Predictability of Coupled GCM Forecasts: NCEP CFS, CliPAS, and DEMETER

Emilia K. Jin
COLA
Abstract:

The SST predictability of CGCM hindcasts is investigated by analyzing structure of systematic error and estimating the growth of forecast error from small initial perturbations. Focusing on the NCEP Coupled Forecast System (CFS) having 9-month integrations for all 12 calendar months, the CGCM datasets that come from the CliPAS (Climate Prediction and its Application to Society) and DEMETER (European Multimodel Ensemble system for seasonal to inTERannual prediction) projects are used. The 12 models used are fully coupled ocean-land-atmosphere dynamical seasonal prediction systems with 5- to 9-month integrations for 3 to 15 different initial conditions for summer and winter seasons in the common 23 years from 1981 to 2003.

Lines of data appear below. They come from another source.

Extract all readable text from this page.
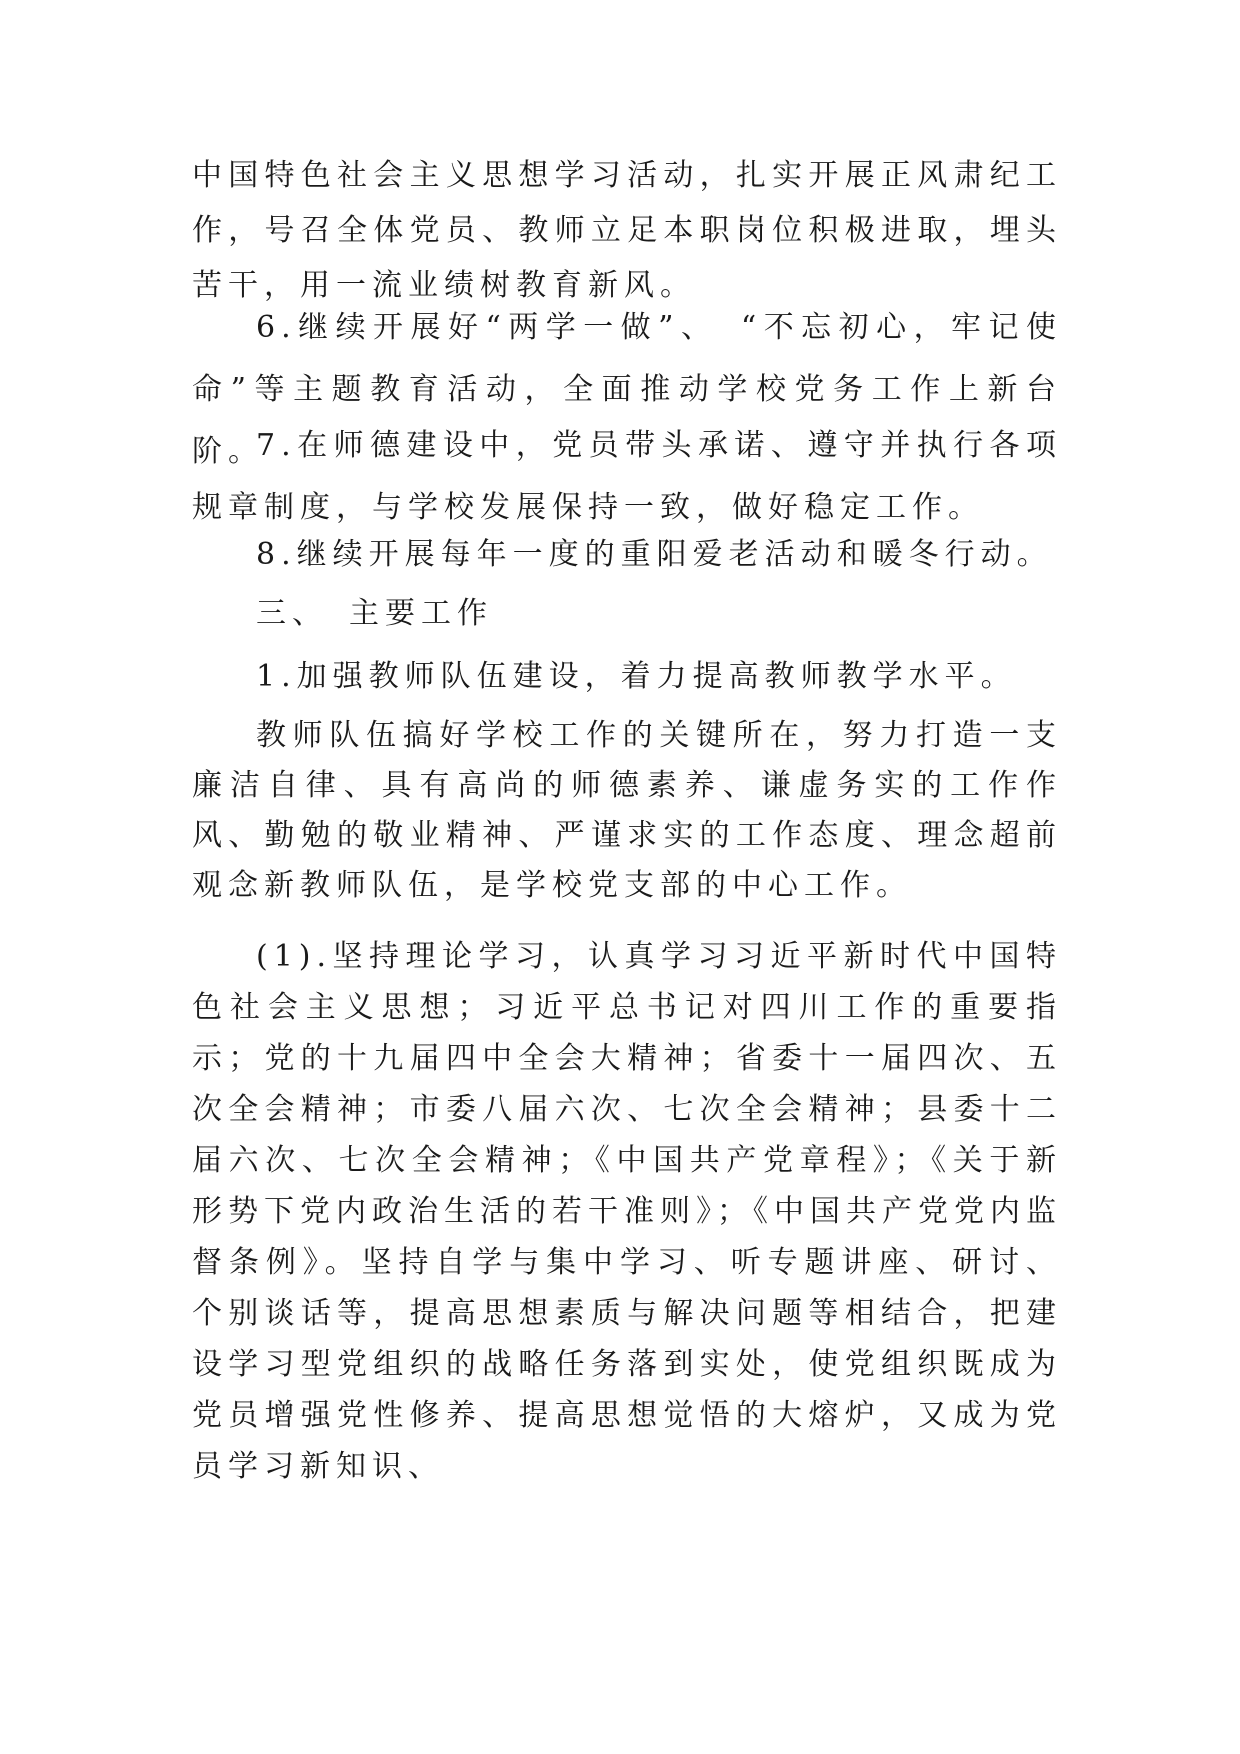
中国特色社会主义思想学习活动，扎实开展正风肃纪工作，号召全体党员、教师立足本职岗位积极进取，埋头苦干，用一流业绩树教育新风。

6.继续开展好“两学一做”、　“不忘初心，牢记使命”等主题教育活动，全面推动学校党务工作上新台阶。

7.在师德建设中，党员带头承诺、遵守并执行各项规章制度，与学校发展保持一致，做好稳定工作。

8.继续开展每年一度的重阳爱老活动和暖冬行动。

三、　主要工作

1.加强教师队伍建设，着力提高教师教学水平。

教师队伍搞好学校工作的关键所在，努力打造一支廉洁自律、具有高尚的师德素养、谦虚务实的工作作风、勤勉的敬业精神、严谨求实的工作态度、理念超前观念新教师队伍，是学校党支部的中心工作。

(1).坚持理论学习，认真学习习近平新时代中国特色社会主义思想；习近平总书记对四川工作的重要指示；党的十九届四中全会大精神；省委十一届四次、五次全会精神；市委八届六次、七次全会精神；县委十二届六次、七次全会精神；《中国共产党章程》；《关于新形势下党内政治生活的若干准则》；《中国共产党党内监督条例》。坚持自学与集中学习、听专题讲座、研讨、个别谈话等，提高思想素质与解决问题等相结合，把建设学习型党组织的战略任务落到实处，使党组织既成为党员增强党性修养、提高思想觉悟的大熔炉，又成为党员学习新知识、
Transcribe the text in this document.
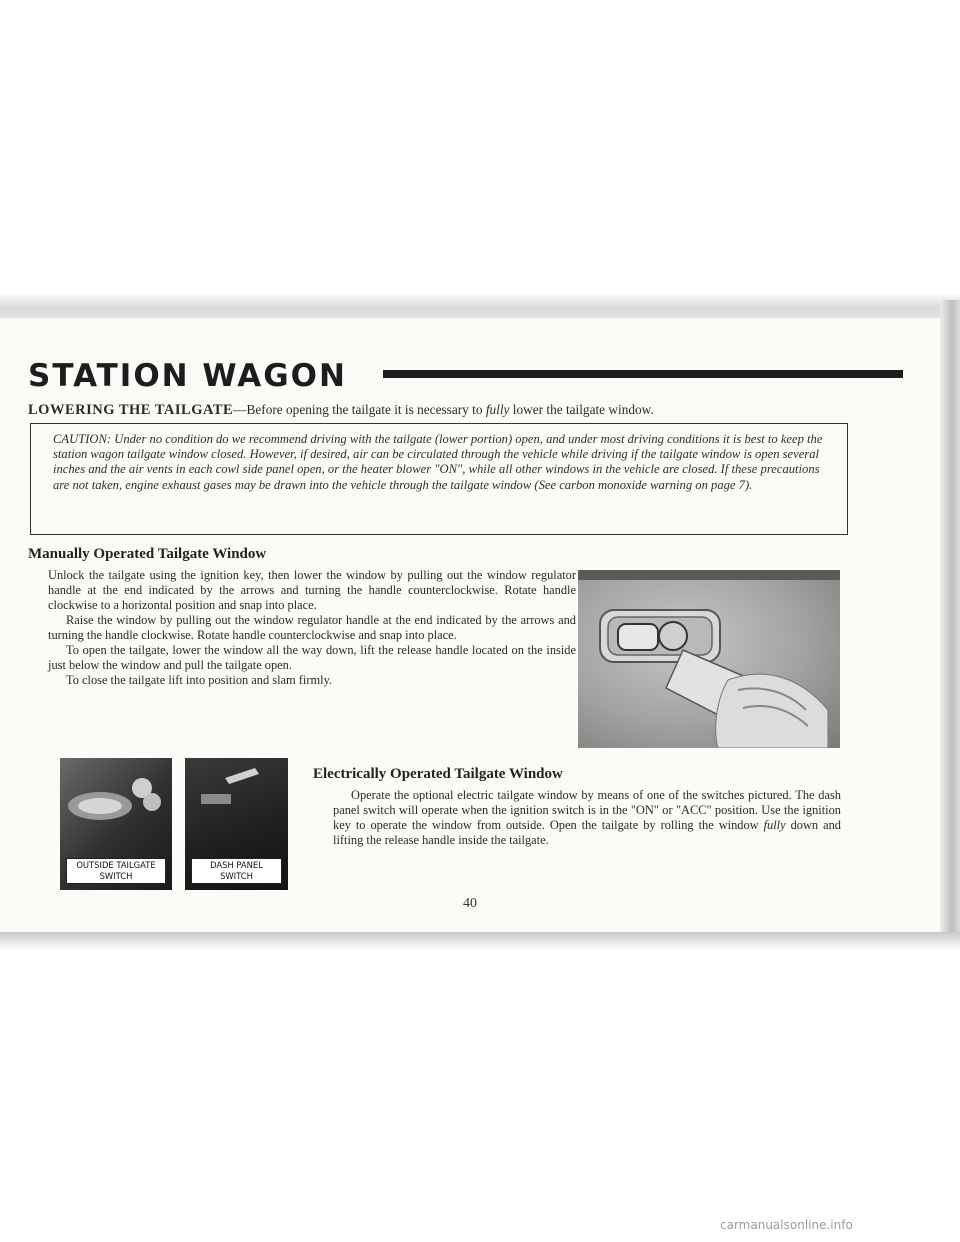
STATION WAGON
LOWERING THE TAILGATE—Before opening the tailgate it is necessary to fully lower the tailgate window.
CAUTION: Under no condition do we recommend driving with the tailgate (lower portion) open, and under most driving conditions it is best to keep the station wagon tailgate window closed. However, if desired, air can be circulated through the vehicle while driving if the tailgate window is open several inches and the air vents in each cowl side panel open, or the heater blower "ON", while all other windows in the vehicle are closed. If these precautions are not taken, engine exhaust gases may be drawn into the vehicle through the tailgate window (See carbon monoxide warning on page 7).
Manually Operated Tailgate Window

Unlock the tailgate using the ignition key, then lower the window by pulling out the window regulator handle at the end indicated by the arrows and turning the handle counterclockwise. Rotate handle clockwise to a horizontal position and snap into place.

Raise the window by pulling out the window regulator handle at the end indicated by the arrows and turning the handle clockwise. Rotate handle counterclockwise and snap into place.

To open the tailgate, lower the window all the way down, lift the release handle located on the inside just below the window and pull the tailgate open.

To close the tailgate lift into position and slam firmly.

OUTSIDE TAILGATE
SWITCH
DASH PANEL
SWITCH
Electrically Operated Tailgate Window
Operate the optional electric tailgate window by means of one of the switches pictured. The dash panel switch will operate when the ignition switch is in the "ON" or "ACC" position. Use the ignition key to operate the window from outside. Open the tailgate by rolling the window fully down and lifting the release handle inside the tailgate.
40
carmanualsonline.info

For up to two forecast months, the SST systematic error more than doubles over the whole global ocean. Beyond two months lead time, the subsequent increase shows a clear seasonal and regional dependence irrespective of lead time. After removing the systematic error, the root-mean-square error of SST anomaly also shows a clear seasonality distinguished from that of the systematic error. From the initial state, the growth of forecast error and the lower limit of error in the forecast system are investigated with respect to lead time. In coupled GCMs, initial error growth is saturated within two months and then error growth is following the identical model error for all initial cases. Therefore, Lorenz curve of ensemble mean is not growing. While, Lorenz curve of individual member in CFS grows as fast as forecast error because it has large ensemble spread due to instability of coupled system.

Overall forecast skills of the state-of-the-art coupled GCMs are assessed. Focusing on tropical Pacific region, forecasted annual mean, annual cycle, and its influence on forecast skill is analyzed with respect to lead month. The predictability with respect to ENSO phase shows that the phase locking of the ENSO to the mean annual cycle has an influence on the seasonal dependence of skill. Growth phase of both warm and cold events is more predictable than decay phase and normal events are far less predictable than warm and cold events. As a reference, dynamic-statistical SST forecast skill for tier-two forecast system is also compared.

The behavior of multiple CGCMs in long simulations is also investigated as the cause of forecast error in short-term forecasts with respect to lead time. The main analysis focuses on the CFS and the SINTEX, SNU and UKMO models are analyzed also, since they provide both more than 50-year control simulations and 23-year forecasts. For the ENSO forecasts in CFS, a constant phase shift with respect to lead month is clear, using monthly forecast composite data. This feature is related with model properties having a long life cycle with a summer peak that differs from observations, as shown in the long run case. For other models, the systematic errors in the long run - for example, mean bias, phase shift, weak amplitude, and wrong seasonal cycle - are reflected in the forecast skill as a major factor limiting predictability. Accordingly, the influence of coupled model errors on real forecasts is an important factor degrading the predictability after the influence of initial conditions fades out with respect to lead time.